Details
-
Bug
-
Status: Resolved
-
Major
-
Resolution: Fixed
-
3.1.1, 3.2.0
-
Ubuntu 20, OSX 11.6
OpenJDK 11, Spark 3.2
Description
Sequence function with dates and step interval in months producing unexpected results.
Here is a sample using Spark 3.2 (though the behavior is the same in 3.1.1 and presumably earlier):
scala> spark.sql("select sequence(date '2021-01-01', date '2022-01-01', interval '3' month) x, date '2021-01-01' + interval '3' month y").collect()
res1: Array[org.apache.spark.sql.Row] = Array([WrappedArray(2021-01-01, 2021-03-31, 2021-06-30, 2021-09-30, 2022-01-01),2021-04-01])
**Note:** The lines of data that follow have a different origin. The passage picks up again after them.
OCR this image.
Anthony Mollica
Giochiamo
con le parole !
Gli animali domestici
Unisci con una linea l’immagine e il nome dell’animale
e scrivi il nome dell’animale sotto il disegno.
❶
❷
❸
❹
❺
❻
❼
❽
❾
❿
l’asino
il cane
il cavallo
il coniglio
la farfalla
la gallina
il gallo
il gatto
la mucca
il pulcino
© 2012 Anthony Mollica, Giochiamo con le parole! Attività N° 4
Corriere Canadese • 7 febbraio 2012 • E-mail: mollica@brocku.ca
Expected result of adding 3 months to the 2021-01-01 is 2021-04-01, while sequence returns 2021-03-31.
At the same time sequence over timestamps works as expected:
scala> spark.sql("select sequence(timestamp '2021-01-01 00:00', timestamp '2022-01-01 00:00', interval '3' month) x").collect()
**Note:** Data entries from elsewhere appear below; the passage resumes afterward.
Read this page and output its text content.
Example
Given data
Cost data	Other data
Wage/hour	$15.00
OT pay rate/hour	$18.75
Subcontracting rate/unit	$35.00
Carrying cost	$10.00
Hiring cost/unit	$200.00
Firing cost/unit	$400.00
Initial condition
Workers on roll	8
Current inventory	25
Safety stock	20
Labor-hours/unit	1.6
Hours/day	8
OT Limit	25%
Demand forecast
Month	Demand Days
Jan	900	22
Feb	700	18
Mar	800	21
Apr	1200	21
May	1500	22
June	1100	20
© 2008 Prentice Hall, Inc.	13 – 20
res2: Array[org.apache.spark.sql.Row] = Array([WrappedArray(2021-01-01 00:00:00.0, *2021-04-01* 00:00:00.0, *2021-07-01* 00:00:00.0, *2021-10-01* 00:00:00.0, 2022-01-01 00:00:00.0)])
A similar issue was reported in the past - SPARK-31654 sequence producing inconsistent intervals for month step - ASF JIRA (apache.org)
It's marked resolved, but the problem is either resurfaced or was never actually fixed.